Answer
$\mathop \smallint \limits_0^1 \mathop \smallint \limits_0^1 \frac{y}{{1 + xy}}{\rm{d}}y{\rm{d}}x \simeq 0.386294$
Work Step by Step
We use Fubini's Theorem to change the order of integration and re-write the integral:
$I = \mathop \smallint \limits_{x = 0}^1 \mathop \smallint \limits_{y = 0}^1 \frac{y}{{1 + xy}}{\rm{d}}y{\rm{d}}x = \mathop \smallint \limits_{y = 0}^1 \left( {\mathop \smallint \limits_{x = 0}^1 \frac{y}{{1 + xy}}{\rm{d}}x} \right){\rm{d}}y$
We evaluate first the inner integral with respect to $x$.
$S\left( y \right) = \mathop \smallint \limits_{x = 0}^1 \frac{y}{{1 + xy}}{\rm{d}}x$
The antiderivative of $\frac{y}{{1 + xy}}$ with respect to $x$ is $\ln \left( {1 + xy} \right)$ because
$\frac{\partial }{{\partial x}}\left( {\ln \left( {1 + xy} \right)} \right) = \frac{y}{{1 + xy}}$
So,
$S\left( y \right) = \mathop \smallint \limits_{x = 0}^1 \frac{y}{{1 + xy}}{\rm{d}}x = \ln \left( {1 + xy} \right)|_{x = 0}^1$
$ = \ln \left( {1 + y} \right)$
Thus,
$I = \mathop \smallint \limits_{y = 0}^1 \left( {\mathop \smallint \limits_{x = 0}^1 \frac{y}{{1 + xy}}{\rm{d}}x} \right){\rm{d}}y$
$ = \mathop \smallint \limits_{y = 0}^1 \ln \left( {1 + y} \right){\rm{d}}y$
We need an antiderivative of $\ln \left( {1 + y} \right)$ as a function of $y$.

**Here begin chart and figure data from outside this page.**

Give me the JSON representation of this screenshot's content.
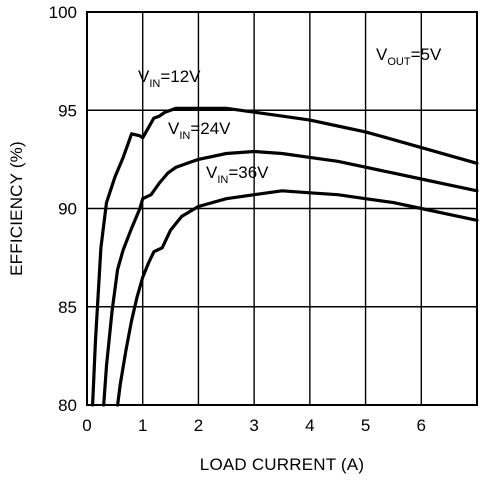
{
  "chart_data": {
    "type": "line",
    "xlabel": "LOAD CURRENT (A)",
    "ylabel": "EFFICIENCY (%)",
    "xlim": [
      0,
      7
    ],
    "ylim": [
      80,
      100
    ],
    "xticks": [
      0,
      1,
      2,
      3,
      4,
      5,
      6
    ],
    "yticks": [
      80,
      85,
      90,
      95,
      100
    ],
    "grid": true,
    "annotations": [
      {
        "main": "V",
        "sub": "OUT",
        "suffix": "=5V"
      }
    ],
    "series": [
      {
        "name_parts": {
          "main": "V",
          "sub": "IN",
          "suffix": "=12V"
        },
        "x": [
          0.1,
          0.15,
          0.25,
          0.35,
          0.5,
          0.65,
          0.8,
          0.95,
          1.0,
          1.1,
          1.2,
          1.3,
          1.4,
          1.6,
          1.8,
          2.0,
          2.5,
          3.0,
          3.5,
          4.0,
          4.5,
          5.0,
          5.5,
          6.0,
          6.5,
          7.0
        ],
        "y": [
          80.0,
          83.2,
          88.0,
          90.3,
          91.6,
          92.6,
          93.8,
          93.7,
          93.6,
          94.1,
          94.6,
          94.7,
          94.9,
          95.1,
          95.1,
          95.1,
          95.1,
          94.9,
          94.7,
          94.5,
          94.2,
          93.9,
          93.5,
          93.1,
          92.7,
          92.3
        ]
      },
      {
        "name_parts": {
          "main": "V",
          "sub": "IN",
          "suffix": "=24V"
        },
        "x": [
          0.3,
          0.35,
          0.45,
          0.55,
          0.65,
          0.8,
          0.95,
          1.0,
          1.15,
          1.3,
          1.45,
          1.6,
          1.8,
          2.0,
          2.5,
          3.0,
          3.5,
          4.0,
          4.5,
          5.0,
          5.5,
          6.0,
          6.5,
          7.0
        ],
        "y": [
          80.0,
          82.0,
          84.8,
          86.9,
          87.9,
          89.0,
          90.0,
          90.5,
          90.7,
          91.3,
          91.8,
          92.1,
          92.3,
          92.5,
          92.8,
          92.9,
          92.8,
          92.6,
          92.4,
          92.1,
          91.8,
          91.5,
          91.2,
          90.9
        ]
      },
      {
        "name_parts": {
          "main": "V",
          "sub": "IN",
          "suffix": "=36V"
        },
        "x": [
          0.55,
          0.6,
          0.7,
          0.8,
          0.9,
          1.0,
          1.1,
          1.2,
          1.35,
          1.5,
          1.7,
          2.0,
          2.5,
          3.0,
          3.5,
          4.0,
          4.5,
          5.0,
          5.5,
          6.0,
          6.5,
          7.0
        ],
        "y": [
          80.0,
          81.1,
          82.8,
          84.3,
          85.5,
          86.5,
          87.2,
          87.8,
          88.0,
          88.9,
          89.6,
          90.1,
          90.5,
          90.7,
          90.9,
          90.8,
          90.7,
          90.5,
          90.3,
          90.0,
          89.7,
          89.4
        ]
      }
    ]
  }
}
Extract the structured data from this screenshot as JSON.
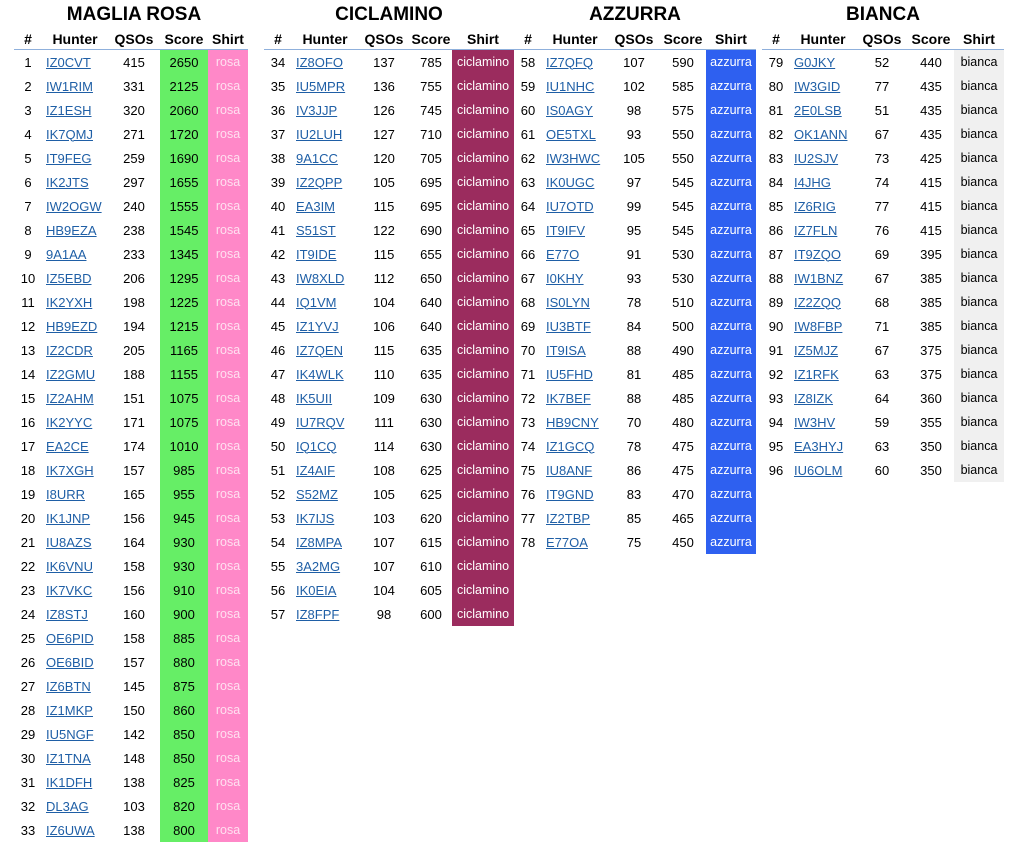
{
  "headers": {
    "num": "#",
    "hunter": "Hunter",
    "qsos": "QSOs",
    "score": "Score",
    "shirt": "Shirt"
  },
  "colors": {
    "rosa_score_bg": "#66ee66",
    "rosa_shirt_bg": "#ff88c8",
    "ciclamino_bg": "#9b2c5e",
    "azzurra_bg": "#2e60f0",
    "bianca_bg": "#f0f0f0",
    "link": "#1f5fa6"
  },
  "sections": [
    {
      "key": "rosa",
      "title": "MAGLIA ROSA",
      "rows": [
        [
          "1",
          "IZ0CVT",
          "415",
          "2650",
          "rosa"
        ],
        [
          "2",
          "IW1RIM",
          "331",
          "2125",
          "rosa"
        ],
        [
          "3",
          "IZ1ESH",
          "320",
          "2060",
          "rosa"
        ],
        [
          "4",
          "IK7QMJ",
          "271",
          "1720",
          "rosa"
        ],
        [
          "5",
          "IT9FEG",
          "259",
          "1690",
          "rosa"
        ],
        [
          "6",
          "IK2JTS",
          "297",
          "1655",
          "rosa"
        ],
        [
          "7",
          "IW2OGW",
          "240",
          "1555",
          "rosa"
        ],
        [
          "8",
          "HB9EZA",
          "238",
          "1545",
          "rosa"
        ],
        [
          "9",
          "9A1AA",
          "233",
          "1345",
          "rosa"
        ],
        [
          "10",
          "IZ5EBD",
          "206",
          "1295",
          "rosa"
        ],
        [
          "11",
          "IK2YXH",
          "198",
          "1225",
          "rosa"
        ],
        [
          "12",
          "HB9EZD",
          "194",
          "1215",
          "rosa"
        ],
        [
          "13",
          "IZ2CDR",
          "205",
          "1165",
          "rosa"
        ],
        [
          "14",
          "IZ2GMU",
          "188",
          "1155",
          "rosa"
        ],
        [
          "15",
          "IZ2AHM",
          "151",
          "1075",
          "rosa"
        ],
        [
          "16",
          "IK2YYC",
          "171",
          "1075",
          "rosa"
        ],
        [
          "17",
          "EA2CE",
          "174",
          "1010",
          "rosa"
        ],
        [
          "18",
          "IK7XGH",
          "157",
          "985",
          "rosa"
        ],
        [
          "19",
          "I8URR",
          "165",
          "955",
          "rosa"
        ],
        [
          "20",
          "IK1JNP",
          "156",
          "945",
          "rosa"
        ],
        [
          "21",
          "IU8AZS",
          "164",
          "930",
          "rosa"
        ],
        [
          "22",
          "IK6VNU",
          "158",
          "930",
          "rosa"
        ],
        [
          "23",
          "IK7VKC",
          "156",
          "910",
          "rosa"
        ],
        [
          "24",
          "IZ8STJ",
          "160",
          "900",
          "rosa"
        ],
        [
          "25",
          "OE6PID",
          "158",
          "885",
          "rosa"
        ],
        [
          "26",
          "OE6BID",
          "157",
          "880",
          "rosa"
        ],
        [
          "27",
          "IZ6BTN",
          "145",
          "875",
          "rosa"
        ],
        [
          "28",
          "IZ1MKP",
          "150",
          "860",
          "rosa"
        ],
        [
          "29",
          "IU5NGF",
          "142",
          "850",
          "rosa"
        ],
        [
          "30",
          "IZ1TNA",
          "148",
          "850",
          "rosa"
        ],
        [
          "31",
          "IK1DFH",
          "138",
          "825",
          "rosa"
        ],
        [
          "32",
          "DL3AG",
          "103",
          "820",
          "rosa"
        ],
        [
          "33",
          "IZ6UWA",
          "138",
          "800",
          "rosa"
        ]
      ]
    },
    {
      "key": "ciclamino",
      "title": "CICLAMINO",
      "rows": [
        [
          "34",
          "IZ8OFO",
          "137",
          "785",
          "ciclamino"
        ],
        [
          "35",
          "IU5MPR",
          "136",
          "755",
          "ciclamino"
        ],
        [
          "36",
          "IV3JJP",
          "126",
          "745",
          "ciclamino"
        ],
        [
          "37",
          "IU2LUH",
          "127",
          "710",
          "ciclamino"
        ],
        [
          "38",
          "9A1CC",
          "120",
          "705",
          "ciclamino"
        ],
        [
          "39",
          "IZ2QPP",
          "105",
          "695",
          "ciclamino"
        ],
        [
          "40",
          "EA3IM",
          "115",
          "695",
          "ciclamino"
        ],
        [
          "41",
          "S51ST",
          "122",
          "690",
          "ciclamino"
        ],
        [
          "42",
          "IT9IDE",
          "115",
          "655",
          "ciclamino"
        ],
        [
          "43",
          "IW8XLD",
          "112",
          "650",
          "ciclamino"
        ],
        [
          "44",
          "IQ1VM",
          "104",
          "640",
          "ciclamino"
        ],
        [
          "45",
          "IZ1YVJ",
          "106",
          "640",
          "ciclamino"
        ],
        [
          "46",
          "IZ7QEN",
          "115",
          "635",
          "ciclamino"
        ],
        [
          "47",
          "IK4WLK",
          "110",
          "635",
          "ciclamino"
        ],
        [
          "48",
          "IK5UII",
          "109",
          "630",
          "ciclamino"
        ],
        [
          "49",
          "IU7RQV",
          "111",
          "630",
          "ciclamino"
        ],
        [
          "50",
          "IQ1CQ",
          "114",
          "630",
          "ciclamino"
        ],
        [
          "51",
          "IZ4AIF",
          "108",
          "625",
          "ciclamino"
        ],
        [
          "52",
          "S52MZ",
          "105",
          "625",
          "ciclamino"
        ],
        [
          "53",
          "IK7IJS",
          "103",
          "620",
          "ciclamino"
        ],
        [
          "54",
          "IZ8MPA",
          "107",
          "615",
          "ciclamino"
        ],
        [
          "55",
          "3A2MG",
          "107",
          "610",
          "ciclamino"
        ],
        [
          "56",
          "IK0EIA",
          "104",
          "605",
          "ciclamino"
        ],
        [
          "57",
          "IZ8FPF",
          "98",
          "600",
          "ciclamino"
        ]
      ]
    },
    {
      "key": "azzurra",
      "title": "AZZURRA",
      "rows": [
        [
          "58",
          "IZ7QFQ",
          "107",
          "590",
          "azzurra"
        ],
        [
          "59",
          "IU1NHC",
          "102",
          "585",
          "azzurra"
        ],
        [
          "60",
          "IS0AGY",
          "98",
          "575",
          "azzurra"
        ],
        [
          "61",
          "OE5TXL",
          "93",
          "550",
          "azzurra"
        ],
        [
          "62",
          "IW3HWC",
          "105",
          "550",
          "azzurra"
        ],
        [
          "63",
          "IK0UGC",
          "97",
          "545",
          "azzurra"
        ],
        [
          "64",
          "IU7OTD",
          "99",
          "545",
          "azzurra"
        ],
        [
          "65",
          "IT9IFV",
          "95",
          "545",
          "azzurra"
        ],
        [
          "66",
          "E77O",
          "91",
          "530",
          "azzurra"
        ],
        [
          "67",
          "I0KHY",
          "93",
          "530",
          "azzurra"
        ],
        [
          "68",
          "IS0LYN",
          "78",
          "510",
          "azzurra"
        ],
        [
          "69",
          "IU3BTF",
          "84",
          "500",
          "azzurra"
        ],
        [
          "70",
          "IT9ISA",
          "88",
          "490",
          "azzurra"
        ],
        [
          "71",
          "IU5FHD",
          "81",
          "485",
          "azzurra"
        ],
        [
          "72",
          "IK7BEF",
          "88",
          "485",
          "azzurra"
        ],
        [
          "73",
          "HB9CNY",
          "70",
          "480",
          "azzurra"
        ],
        [
          "74",
          "IZ1GCQ",
          "78",
          "475",
          "azzurra"
        ],
        [
          "75",
          "IU8ANF",
          "86",
          "475",
          "azzurra"
        ],
        [
          "76",
          "IT9GND",
          "83",
          "470",
          "azzurra"
        ],
        [
          "77",
          "IZ2TBP",
          "85",
          "465",
          "azzurra"
        ],
        [
          "78",
          "E77OA",
          "75",
          "450",
          "azzurra"
        ]
      ]
    },
    {
      "key": "bianca",
      "title": "BIANCA",
      "rows": [
        [
          "79",
          "G0JKY",
          "52",
          "440",
          "bianca"
        ],
        [
          "80",
          "IW3GID",
          "77",
          "435",
          "bianca"
        ],
        [
          "81",
          "2E0LSB",
          "51",
          "435",
          "bianca"
        ],
        [
          "82",
          "OK1ANN",
          "67",
          "435",
          "bianca"
        ],
        [
          "83",
          "IU2SJV",
          "73",
          "425",
          "bianca"
        ],
        [
          "84",
          "I4JHG",
          "74",
          "415",
          "bianca"
        ],
        [
          "85",
          "IZ6RIG",
          "77",
          "415",
          "bianca"
        ],
        [
          "86",
          "IZ7FLN",
          "76",
          "415",
          "bianca"
        ],
        [
          "87",
          "IT9ZQO",
          "69",
          "395",
          "bianca"
        ],
        [
          "88",
          "IW1BNZ",
          "67",
          "385",
          "bianca"
        ],
        [
          "89",
          "IZ2ZQQ",
          "68",
          "385",
          "bianca"
        ],
        [
          "90",
          "IW8FBP",
          "71",
          "385",
          "bianca"
        ],
        [
          "91",
          "IZ5MJZ",
          "67",
          "375",
          "bianca"
        ],
        [
          "92",
          "IZ1RFK",
          "63",
          "375",
          "bianca"
        ],
        [
          "93",
          "IZ8IZK",
          "64",
          "360",
          "bianca"
        ],
        [
          "94",
          "IW3HV",
          "59",
          "355",
          "bianca"
        ],
        [
          "95",
          "EA3HYJ",
          "63",
          "350",
          "bianca"
        ],
        [
          "96",
          "IU6OLM",
          "60",
          "350",
          "bianca"
        ]
      ]
    }
  ]
}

We can use $y\ln \left( {1 + y} \right) + \ln \left( {1 + y} \right) - y$ because
$\frac{d}{{dy}}\left( {y\ln \left( {1 + y} \right) + \ln \left( {1 + y} \right) - y} \right) = \ln \left( {1 + y} \right) + \frac{y}{{1 + y}} + \frac{1}{{1 + y}} - 1$
$ = \ln \left( {1 + y} \right) + \frac{{y + 1}}{{1 + y}} - 1$
$ = \ln \left( {1 + y} \right)$
So,
$I = \left( {y\ln \left( {1 + y} \right) + \ln \left( {1 + y} \right) - y} \right)|_0^1$
$ = \ln 2 + \ln 2 - 1$
$ = 2\ln 2 - 1$
Therefore, $\mathop \smallint \limits_0^1 \mathop \smallint \limits_0^1 \frac{y}{{1 + xy}}{\rm{d}}y{\rm{d}}x = 2\ln 2 - 1 \simeq 0.386294$.